Знаменитый «шведский соловей» — певица /Кении Линд превосходно спела партию цыганки, Декорации и оркестр сумели передать военную мощь, великолепие двора одного из царственных Гогенцоллернов. Безукоризненны были также афиши и либретто. Королевско-прусский музик-директор ценил превыше всего успех. Денег у него было так много, что он мог их швырять на любую прихоть.
— Итак,— сказал Мейербер, подымаясь из-за рояля и томно срывая туберозу в одном из вазонов, которыми после вчерашней премьеры была заставлена его гостиная,— газета не попала в тон и, сфальшивив на верхней ноте, сорвала голос.— Он остановился, ожидая похвал. За что бы его ни хвалили — за оперу, костюм или остроту, он жаждал восхищения. Генрих Бернштейн, понимая это, гулко захохотал.
— Превосходно, герр директор, превосходно сформулировано, колко сказано! Да, гениальные люди во всем гениальны, будь то звук или слово. Об этом следует заказать статью кому-нибудь из наших всезнаек.
— У вас, кажется, не осталось больше подписчиков, кроме меня,— раздвинув в улыбке узкий насмешливый рот, сказал композитор, вдевая цветок в петличку сюртука.
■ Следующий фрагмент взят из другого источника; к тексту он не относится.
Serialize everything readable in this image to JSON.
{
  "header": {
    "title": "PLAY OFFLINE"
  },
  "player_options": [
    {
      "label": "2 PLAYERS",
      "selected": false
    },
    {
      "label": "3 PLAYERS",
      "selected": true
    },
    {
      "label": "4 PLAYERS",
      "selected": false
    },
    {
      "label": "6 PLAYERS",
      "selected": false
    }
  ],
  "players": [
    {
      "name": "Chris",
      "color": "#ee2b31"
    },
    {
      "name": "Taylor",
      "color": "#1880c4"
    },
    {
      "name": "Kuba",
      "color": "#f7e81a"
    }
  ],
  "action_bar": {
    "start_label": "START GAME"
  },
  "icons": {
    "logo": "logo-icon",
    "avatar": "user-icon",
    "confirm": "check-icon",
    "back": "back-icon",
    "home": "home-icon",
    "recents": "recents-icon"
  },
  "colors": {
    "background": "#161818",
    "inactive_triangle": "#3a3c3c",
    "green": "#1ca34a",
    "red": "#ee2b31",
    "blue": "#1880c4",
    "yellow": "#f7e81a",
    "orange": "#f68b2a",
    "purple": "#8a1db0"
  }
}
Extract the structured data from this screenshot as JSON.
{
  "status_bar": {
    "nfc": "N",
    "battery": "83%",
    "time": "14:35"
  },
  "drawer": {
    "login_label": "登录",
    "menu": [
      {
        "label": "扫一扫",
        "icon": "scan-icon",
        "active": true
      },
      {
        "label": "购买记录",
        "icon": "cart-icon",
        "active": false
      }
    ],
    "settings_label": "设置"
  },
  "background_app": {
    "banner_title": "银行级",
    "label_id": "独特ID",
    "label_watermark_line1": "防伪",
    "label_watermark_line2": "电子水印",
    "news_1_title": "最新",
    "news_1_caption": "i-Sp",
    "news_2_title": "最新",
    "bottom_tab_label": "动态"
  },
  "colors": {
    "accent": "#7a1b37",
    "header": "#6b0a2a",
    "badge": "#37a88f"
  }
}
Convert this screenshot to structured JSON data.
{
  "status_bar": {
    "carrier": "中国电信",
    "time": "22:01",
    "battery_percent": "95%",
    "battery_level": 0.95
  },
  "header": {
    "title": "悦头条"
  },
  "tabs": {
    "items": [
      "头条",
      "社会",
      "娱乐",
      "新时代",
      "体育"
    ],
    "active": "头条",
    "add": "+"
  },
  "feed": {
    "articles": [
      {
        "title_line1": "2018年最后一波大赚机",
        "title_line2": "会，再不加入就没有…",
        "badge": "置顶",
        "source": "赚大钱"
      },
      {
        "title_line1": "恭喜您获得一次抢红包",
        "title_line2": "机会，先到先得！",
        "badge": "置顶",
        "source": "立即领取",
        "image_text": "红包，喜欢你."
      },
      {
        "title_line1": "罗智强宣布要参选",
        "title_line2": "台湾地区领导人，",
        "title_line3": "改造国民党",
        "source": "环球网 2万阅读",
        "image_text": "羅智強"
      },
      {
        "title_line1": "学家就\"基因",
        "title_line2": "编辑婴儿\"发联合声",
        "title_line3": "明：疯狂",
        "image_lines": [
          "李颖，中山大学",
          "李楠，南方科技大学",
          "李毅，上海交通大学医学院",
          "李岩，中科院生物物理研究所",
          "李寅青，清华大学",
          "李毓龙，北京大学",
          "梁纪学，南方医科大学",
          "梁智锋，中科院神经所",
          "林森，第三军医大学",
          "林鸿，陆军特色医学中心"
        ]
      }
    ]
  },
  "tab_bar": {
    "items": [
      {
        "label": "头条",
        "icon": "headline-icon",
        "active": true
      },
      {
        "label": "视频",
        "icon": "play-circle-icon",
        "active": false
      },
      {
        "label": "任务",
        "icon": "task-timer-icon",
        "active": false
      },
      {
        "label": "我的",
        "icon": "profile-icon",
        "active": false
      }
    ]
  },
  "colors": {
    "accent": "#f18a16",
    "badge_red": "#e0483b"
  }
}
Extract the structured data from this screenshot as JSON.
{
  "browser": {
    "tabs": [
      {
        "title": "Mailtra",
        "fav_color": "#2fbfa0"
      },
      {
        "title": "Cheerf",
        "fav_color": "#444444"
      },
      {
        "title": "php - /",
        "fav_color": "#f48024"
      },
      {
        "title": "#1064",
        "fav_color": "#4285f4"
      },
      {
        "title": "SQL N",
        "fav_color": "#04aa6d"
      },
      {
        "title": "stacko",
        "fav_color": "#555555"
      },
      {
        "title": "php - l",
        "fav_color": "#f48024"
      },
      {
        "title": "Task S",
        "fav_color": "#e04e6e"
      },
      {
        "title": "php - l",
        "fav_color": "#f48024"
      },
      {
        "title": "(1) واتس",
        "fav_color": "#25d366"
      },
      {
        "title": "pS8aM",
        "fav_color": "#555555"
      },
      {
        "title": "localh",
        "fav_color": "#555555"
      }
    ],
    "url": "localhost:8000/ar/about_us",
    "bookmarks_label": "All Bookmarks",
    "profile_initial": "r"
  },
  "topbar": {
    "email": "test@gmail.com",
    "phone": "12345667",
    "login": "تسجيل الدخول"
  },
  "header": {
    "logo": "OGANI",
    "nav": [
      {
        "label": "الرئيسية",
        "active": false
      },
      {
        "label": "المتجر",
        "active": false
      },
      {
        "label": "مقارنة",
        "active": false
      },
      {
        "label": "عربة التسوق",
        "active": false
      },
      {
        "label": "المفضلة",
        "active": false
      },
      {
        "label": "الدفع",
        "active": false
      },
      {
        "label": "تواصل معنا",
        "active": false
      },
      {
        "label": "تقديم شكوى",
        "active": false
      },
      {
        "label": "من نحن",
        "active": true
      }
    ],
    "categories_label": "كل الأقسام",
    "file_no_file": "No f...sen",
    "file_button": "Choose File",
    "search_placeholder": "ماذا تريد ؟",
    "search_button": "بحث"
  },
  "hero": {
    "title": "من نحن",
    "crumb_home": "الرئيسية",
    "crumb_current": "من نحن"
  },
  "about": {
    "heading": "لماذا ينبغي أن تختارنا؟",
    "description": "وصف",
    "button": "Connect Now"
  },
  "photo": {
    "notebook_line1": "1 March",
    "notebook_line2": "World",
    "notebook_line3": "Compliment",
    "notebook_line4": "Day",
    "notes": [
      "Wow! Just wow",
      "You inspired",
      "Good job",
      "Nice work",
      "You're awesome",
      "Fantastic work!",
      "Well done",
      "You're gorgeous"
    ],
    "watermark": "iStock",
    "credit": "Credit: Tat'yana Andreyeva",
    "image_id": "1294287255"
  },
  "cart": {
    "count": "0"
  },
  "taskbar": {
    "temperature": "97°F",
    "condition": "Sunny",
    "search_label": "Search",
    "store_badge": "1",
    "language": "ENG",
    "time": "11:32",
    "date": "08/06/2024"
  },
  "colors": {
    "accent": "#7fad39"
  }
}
— Да, дело обстоит плохо. Мы поставили, образно выражаясь, не на ту лошадь. Что ж, это случается и с очень опытными людьми. Издатель в наше время тот же игрок, и весьма азартный. Нам необходимо изменить курс. Это вывод, который подсказало нам поведение прусского правительства. Как оно глупо, будем откровенны. Оно не поняло своих же государственных интересов, отбросив такого друга, такую рекламу, как наш благонамеренный печатный орган. Тем хуже для них. Раз «Форвертс» запрещен у нас в Пруссии, надо сделать его достойным этого политического акта. Необходимо придать газете всю притягательность запрещенного издания; в наши дни это лучшая из реклам, обеспечивающих спрос. Запрещенная газета! Да все обыватели сегодня наши подписчики и готовы добыть газету хотя бы контрабандным путем. Мы им поможем. Эмигранты в Париже тоже призадумаются. Будьте уверены, мы никогда не имели лучших коммерческих перспектив. Но нельзя обманывать потребителя. Он ждет сенсаций и заранее содрогается от восторга. Среди немцев я отыскал незаменимого редактора для нашего возрождающегося из праха детища.
— Кто это? — лениво спросил Мейербер. Он скучал.
— Баварец родом, молод, фанатичен, верит в то, что делает и говорит, весь экспрессия и протест, к тому же перо его жжет, как крапива. У него много талантливых друзей: Гейне, Руге, Маркс... Все они будут нашими авторами. Колоссальные возможности! Я надеюсь, у вас нет возражений против Бернайса. Кстати, по секрету, он признался мне, что считает создателя «Гугенотов» величайшим композитором нашего века. Ваша музыка — это бурлящий водопад, то тихий, то грозный океан, в то время как все эти Доницетти, Россини и бездарные Верди производят подслащенный сироп, разбавляя его в массе воды.